Nos processos administrativos, regulamentados pela Lei nº 9.784/1999, a regra é a formação de uma relação bilateral, de forma que o particular, desejando fazer jus a algum direito, protocola pedido junto à administração e tais processos se desenvolvem em quatro grandes fases: instauração; instrução; relatório; e, decisão, nesta sequência.
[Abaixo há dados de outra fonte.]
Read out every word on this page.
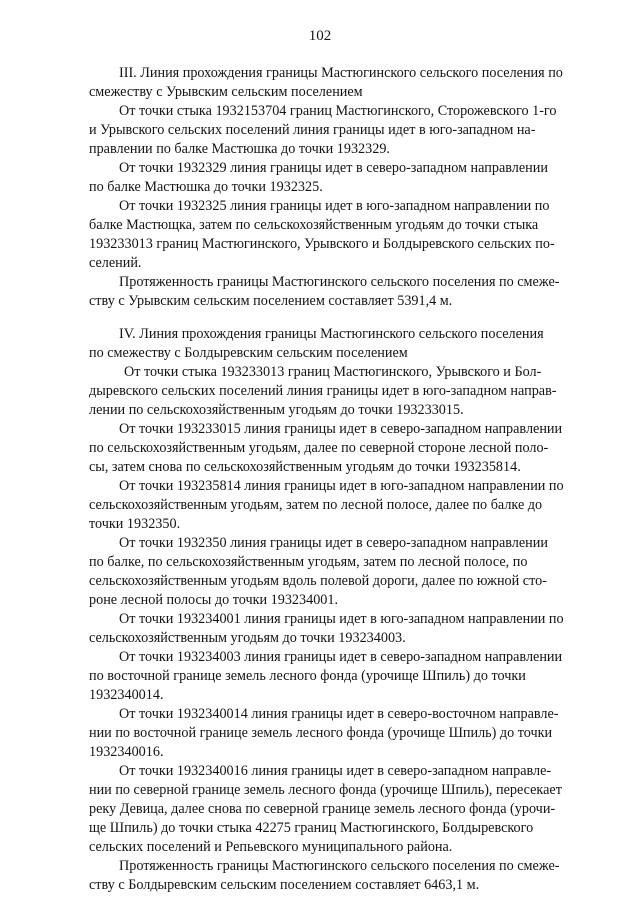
102
III. Линия прохождения границы Мастюгинского сельского поселения по
смежеству с Урывским сельским поселением
От точки стыка 1932153704 границ Мастюгинского, Сторожевского 1-го
и Урывского сельских поселений линия границы идет в юго-западном на-
правлении по балке Мастюшка до точки 1932329.
От точки 1932329 линия границы идет в северо-западном направлении
по балке Мастюшка до точки 1932325.
От точки 1932325 линия границы идет в юго-западном направлении по
балке Мастющка, затем по сельскохозяйственным угодьям до точки стыка
193233013 границ Мастюгинского, Урывского и Болдыревского сельских по-
селений.
Протяженность границы Мастюгинского сельского поселения по смеже-
ству с Урывским сельским поселением составляет 5391,4 м.
IV. Линия прохождения границы Мастюгинского сельского поселения
по смежеству с Болдыревским сельским поселением
От точки стыка 193233013 границ Мастюгинского, Урывского и Бол-
дыревского сельских поселений линия границы идет в юго-западном направ-
лении по сельскохозяйственным угодьям до точки 193233015.
От точки 193233015 линия границы идет в северо-западном направлении
по сельскохозяйственным угодьям, далее по северной стороне лесной поло-
сы, затем снова по сельскохозяйственным угодьям до точки 193235814.
От точки 193235814 линия границы идет в юго-западном направлении по
сельскохозяйственным угодьям, затем по лесной полосе, далее по балке до
точки 1932350.
От точки 1932350 линия границы идет в северо-западном направлении
по балке, по сельскохозяйственным угодьям, затем по лесной полосе, по
сельскохозяйственным угодьям вдоль полевой дороги, далее по южной сто-
роне лесной полосы до точки 193234001.
От точки 193234001 линия границы идет в юго-западном направлении по
сельскохозяйственным угодьям до точки 193234003.
От точки 193234003 линия границы идет в северо-западном направлении
по восточной границе земель лесного фонда (урочище Шпиль) до точки
1932340014.
От точки 1932340014 линия границы идет в северо-восточном направле-
нии по восточной границе земель лесного фонда (урочище Шпиль) до точки
1932340016.
От точки 1932340016 линия границы идет в северо-западном направле-
нии по северной границе земель лесного фонда (урочище Шпиль), пересекает
реку Девица, далее снова по северной границе земель лесного фонда (урочи-
ще Шпиль) до точки стыка 42275 границ Мастюгинского, Болдыревского
сельских поселений и Репьевского муниципального района.
Протяженность границы Мастюгинского сельского поселения по смеже-
ству с Болдыревским сельским поселением составляет 6463,1 м.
Com fulcro na Lei nº 9.784/1999, assinale a afirmativa correta.
- A)Nos processos administrativos serão observados, dentre outros, os critérios de permissão de cobrança de despesas processuais, em regra.
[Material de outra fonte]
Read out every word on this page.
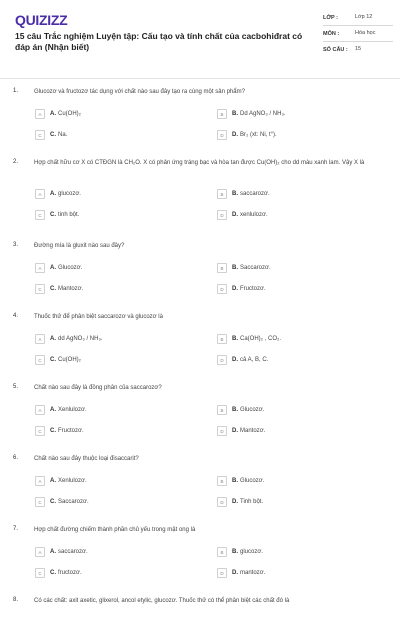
QUIZIZZ
15 câu Trắc nghiệm Luyện tập: Cấu tạo và tính chất của cacbohiđrat có đáp án (Nhận biết)
LỚP :	Lớp 12
MÔN :	Hóa học
SỐ CÂU :	15
1.	Glucozơ và fructozơ tác dụng với chất nào sau đây tạo ra cùng một sản phẩm?
A	A. Cu(OH)₂	B	B. Dd AgNO₃ / NH₃.
C	C. Na.	D	D. Br₂ (xt: Ni, t°).
2.	Hợp chất hữu cơ X có CTĐGN là CH₂O. X có phản ứng tráng bạc và hòa tan được Cu(OH)₂ cho dd màu xanh lam. Vậy X là
A	A. glucozơ.	B	B. saccarozơ.
C	C. tinh bột.	D	D. xenlulozơ.
3.	Đường mía là gluxit nào sau đây?
A	A. Glucozơ.	B	B. Saccarozơ.
C	C. Mantozơ.	D	D. Fructozơ.
4.	Thuốc thử để phân biệt saccarozơ và glucozơ là
A	A. dd AgNO₃ / NH₃.	B	B. Ca(OH)₂ , CO₂.
C	C. Cu(OH)₂	D	D. cả A, B, C.
5.	Chất nào sau đây là đồng phân của saccarozơ?
A	A. Xenlulozơ.	B	B. Glucozơ.
C	C. Fructozơ.	D	D. Mantozơ.
6.	Chất nào sau đây thuộc loại đisaccarit?
A	A. Xenlulozơ.	B	B. Glucozơ.
C	C. Saccarozơ.	D	D. Tinh bột.
7.	Hợp chất đường chiếm thành phần chủ yếu trong mật ong là
A	A. saccarozơ.	B	B. glucozơ.
C	C. fructozơ.	D	D. mantozơ.
8.	Có các chất: axit axetic, glixerol, ancol etylic, glucozơ. Thuốc thử có thể phân biệt các chất đó là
Errada, porque a Lei 9.784/1999 veda a cobrança de despesas processuais, salvo previsão legal, e não autoriza essa cobrança como regra.
- B)O instituto da decisão coordenada, disciplinado pela Lei nº 9.784/1999, aplica-se a decisões administrativas produzidas de forma conjunta pelo Poder Executivo e Legislativo, em matéria de competência comum, podendo ser incluído o Poder Judiciário desde que não se trate de atividade jurisdicional.
Errada, porque a decisão coordenada é instituto voltado à atuação conjunta de órgãos e entidades da Administração Pública federal, não do Legislativo e do Judiciário.
- C)A Lei do Processo Administrativo dispõe que, inexistindo competência legal específica, o processo administrativo deverá ser iniciado perante a autoridade de menor grau hierárquico para decidir.
Certa, pois a Lei 9.784/1999 determina que, inexistindo competência legal específica, o processo administrativo seja iniciado perante a autoridade de menor grau hierárquico para decidir.
- D)O processo administrativo é regido por princípios dentre os quais se destaca o Princípio da Formalidade, devendo os atos que integram o procedimento serem praticados com estrita observância de forma e momento.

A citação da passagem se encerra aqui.